III
L’autre cible de l’éternel retour est bien évidemment l’espoir né des Lumières, d’un progrès continu
de la raison vers une aube radieuse de l’humanité réconciliée.
Le faux athéisme induit par la croyance dans la toute puissance de la science entraîne l’espoir de
soumettre l’ensemble de la réalité, y compris et surtout la réalité morale et politique, à des lois
rationnelles. La transformation de la morale et de la politique en « phénomènes » régis par des lois
qu’il suffirait de formuler exactement pour contrôler la réalité, ce positivisme scientiste, donc, a pour
corollaire l’égalitarisme et le socialisme dont la face cachée est la dépendance à l’égard de l’Etat
sommé d’être parfait pour mieux tout administrer.

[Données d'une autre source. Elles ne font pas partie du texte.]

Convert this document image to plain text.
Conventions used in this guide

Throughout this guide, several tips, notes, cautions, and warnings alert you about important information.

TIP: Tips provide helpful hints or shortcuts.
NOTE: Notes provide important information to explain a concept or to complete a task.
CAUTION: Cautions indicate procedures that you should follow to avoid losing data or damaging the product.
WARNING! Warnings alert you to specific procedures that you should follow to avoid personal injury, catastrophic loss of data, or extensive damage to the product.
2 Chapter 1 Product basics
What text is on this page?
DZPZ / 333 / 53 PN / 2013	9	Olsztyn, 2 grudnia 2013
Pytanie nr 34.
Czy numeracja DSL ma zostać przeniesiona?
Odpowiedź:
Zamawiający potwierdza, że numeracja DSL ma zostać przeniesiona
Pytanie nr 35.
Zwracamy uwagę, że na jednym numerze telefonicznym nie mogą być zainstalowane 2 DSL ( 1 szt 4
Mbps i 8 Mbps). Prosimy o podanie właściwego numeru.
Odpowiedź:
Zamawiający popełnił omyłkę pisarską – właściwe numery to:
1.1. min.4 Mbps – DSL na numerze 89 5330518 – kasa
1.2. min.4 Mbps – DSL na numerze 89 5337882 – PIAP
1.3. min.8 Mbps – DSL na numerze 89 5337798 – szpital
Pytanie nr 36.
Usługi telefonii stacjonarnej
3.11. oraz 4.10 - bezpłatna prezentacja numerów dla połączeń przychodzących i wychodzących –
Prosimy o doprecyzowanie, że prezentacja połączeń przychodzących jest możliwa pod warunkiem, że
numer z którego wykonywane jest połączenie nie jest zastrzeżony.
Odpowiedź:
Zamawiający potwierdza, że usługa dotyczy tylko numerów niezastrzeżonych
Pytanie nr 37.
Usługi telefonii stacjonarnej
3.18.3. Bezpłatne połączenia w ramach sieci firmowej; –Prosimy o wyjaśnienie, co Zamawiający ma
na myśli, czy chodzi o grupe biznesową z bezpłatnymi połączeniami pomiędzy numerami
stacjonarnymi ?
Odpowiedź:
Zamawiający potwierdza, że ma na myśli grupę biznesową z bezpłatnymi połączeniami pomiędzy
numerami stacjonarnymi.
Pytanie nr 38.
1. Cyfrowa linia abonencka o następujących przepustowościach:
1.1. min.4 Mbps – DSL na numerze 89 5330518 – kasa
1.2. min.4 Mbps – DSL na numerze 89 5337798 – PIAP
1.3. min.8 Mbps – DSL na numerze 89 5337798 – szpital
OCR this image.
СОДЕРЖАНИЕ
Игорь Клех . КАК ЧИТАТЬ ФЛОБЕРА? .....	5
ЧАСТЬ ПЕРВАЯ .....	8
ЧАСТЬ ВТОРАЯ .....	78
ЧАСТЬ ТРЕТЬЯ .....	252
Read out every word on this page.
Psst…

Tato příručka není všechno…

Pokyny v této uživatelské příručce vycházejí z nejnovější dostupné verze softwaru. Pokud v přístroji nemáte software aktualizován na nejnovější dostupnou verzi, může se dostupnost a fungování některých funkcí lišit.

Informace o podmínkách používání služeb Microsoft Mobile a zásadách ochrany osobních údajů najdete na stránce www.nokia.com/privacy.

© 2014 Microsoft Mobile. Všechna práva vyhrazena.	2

Nietzsche voit très clairement le lien qui s’établit ainsi de manière perverse entre une radicalisation de
l’esprit égalitariste et la tyrannie menaçante d’un Etat ou d’hommes providentiels clamant de réaliser
sur Terre le Royaume : « la démocratisation de l’Europe est en même temps, et sans qu’on le veuille,
une école des tyrans. » (Par-delà Bien et Mal, §242).
Cela ne signifie pas néanmoins que l’idée de justice n’ait trouvé chez Nietzsche aucun écho ; bien au
contraire, il y a selon lui, « une espèce toute différente de génie, celui de la justice, et je ne peux du
tout me résoudre à l’estimer inférieur à quelqu’autre forme de génie que ce soit, philosophique,
politique ou artistique. » (Humain, trop humain, I, §636) ; ce qui anime ce génie-là, c’est une passion
que Nietzsche dit être nouvelle : LA PROBITE.
Cette passion a la particularité de s’allier sans heurt avec l’idée d’éternel retour puisqu’elle s’exerce à
l’encontre d’elle-même dès qu’elle menace de se faire vertu (Par-delà Bien et Mal, §227). La probité
est en effet, passion première puisque, à moins d’y préférer la « mauvaise foi », elle s’exerce d’abord
envers nous-mêmes avant de s’exercer à l’égard des autres ; même la simulation intentionnelle
primitive repose sur la probité envers soi.